Flux Kontext Outfit Swap: Preserve Face, Change Clothes
The exact phrasing that swaps outfits in Flux Kontext while keeping the face and background locked. The one phrase that always breaks it, and the rescue.
I burned about three days on Flux Kontext outfit swaps before I figured out that the prompt grammar matters more than any setting in the model. Same input image, same workflow, same denoise. One sentence structure swaps the clothes and keeps the face. A different sentence structure that means almost the same thing breaks identity, melts the face, and gives me someone who is technically wearing the outfit I asked for but who is no longer my character.
This was infuriating because nobody is documenting the difference clearly. The ComfyUI tutorials show you the workflow graph. The YouTube videos show you the result. Nobody pauses on the exact phrase that determines whether you get a clean outfit swap or a stranger in your character's pose.

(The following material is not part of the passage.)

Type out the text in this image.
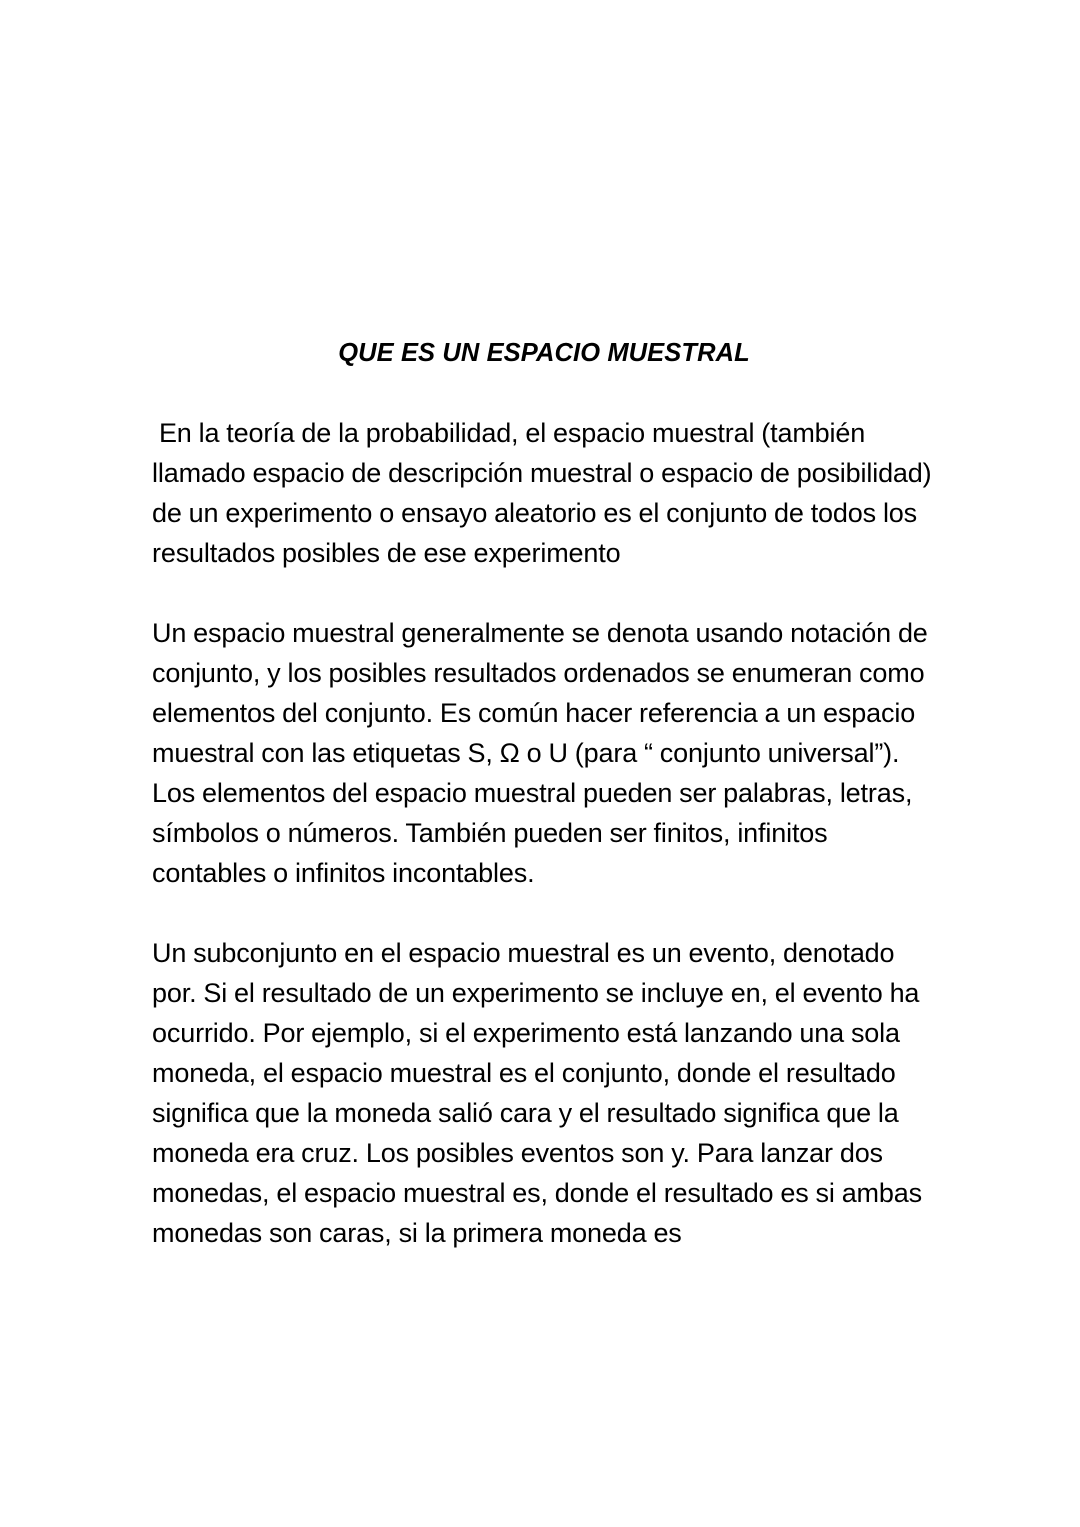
QUE ES UN ESPACIO MUESTRAL

En la teoría de la probabilidad, el espacio muestral (también llamado espacio de descripción muestral o espacio de posibilidad) de un experimento o ensayo aleatorio es el conjunto de todos los resultados posibles de ese experimento

Un espacio muestral generalmente se denota usando notación de conjunto, y los posibles resultados ordenados se enumeran como elementos del conjunto. Es común hacer referencia a un espacio muestral con las etiquetas S, Ω o U (para “ conjunto universal”). Los elementos del espacio muestral pueden ser palabras, letras, símbolos o números. También pueden ser finitos, infinitos contables o infinitos incontables.

Un subconjunto en el espacio muestral es un evento, denotado por. Si el resultado de un experimento se incluye en, el evento ha ocurrido. Por ejemplo, si el experimento está lanzando una sola moneda, el espacio muestral es el conjunto, donde el resultado significa que la moneda salió cara y el resultado significa que la moneda era cruz. Los posibles eventos son y. Para lanzar dos monedas, el espacio muestral es, donde el resultado es si ambas monedas son caras, si la primera moneda es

Here is the working construction, the failure construction, and the catalog-scale workflow I now run for outfit packs and persona-locked content.
Quick Answer: In Flux Kontext, the working prompt structure is "Change the X while preserving facial features, hair, and background." The failure structure is anything that uses "transform," "generate a new," or "make this person look like." The first edits one region. The second tells the model to redraw the whole image, and identity goes with it.
- Outfit swap is an edit, not a transform. Phrase it as a localized change with explicit preserve clauses.
- "Change the X while preserving Y" is the construction that holds. Skip "transform" entirely.
- For full catalog production, stack outfit swap with Apatero AI's persona lock so the source face stays locked across every variant.
- When Kontext drifts on a complex outfit, mask first with Segment Anything, then run the edit on the masked region only.
- For clothing that has fabric-physics ambiguity like draped silk or layered tactical gear, ACE Plus often beats Kontext for first-pass quality.
The Editing Class That Outfit Swap Belongs To
Here is the thing nobody explains up front. Flux Kontext supports two completely different prompt classes, and outfit swap belongs to one of them. If you treat outfit swap like the other class, the model behaves like a different model entirely.
The two classes are localized edits and global transformations. Localized edits change one region of an image and leave the rest alone. Global transformations redraw the entire image to a new specification. The vocabulary that triggers each class is different, and the model picks which class to run from your verb choice.
Outfit swap is a localized edit. You are not asking the model to imagine a new person. You are asking it to repaint the clothing region while leaving the face, the hair, the lighting, the pose, the background, and everything else exactly the same. The model can do this. It does it well. But only if your prompt commits to the localized-edit class with the right verbs.
A practical mental model that helped me. Imagine you are giving instructions to a retoucher. You would not say "transform this woman into someone wearing a leather jacket." You would say "change the gray hoodie to a black leather jacket, keep everything else the same." That second sentence is the exact pattern Kontext wants.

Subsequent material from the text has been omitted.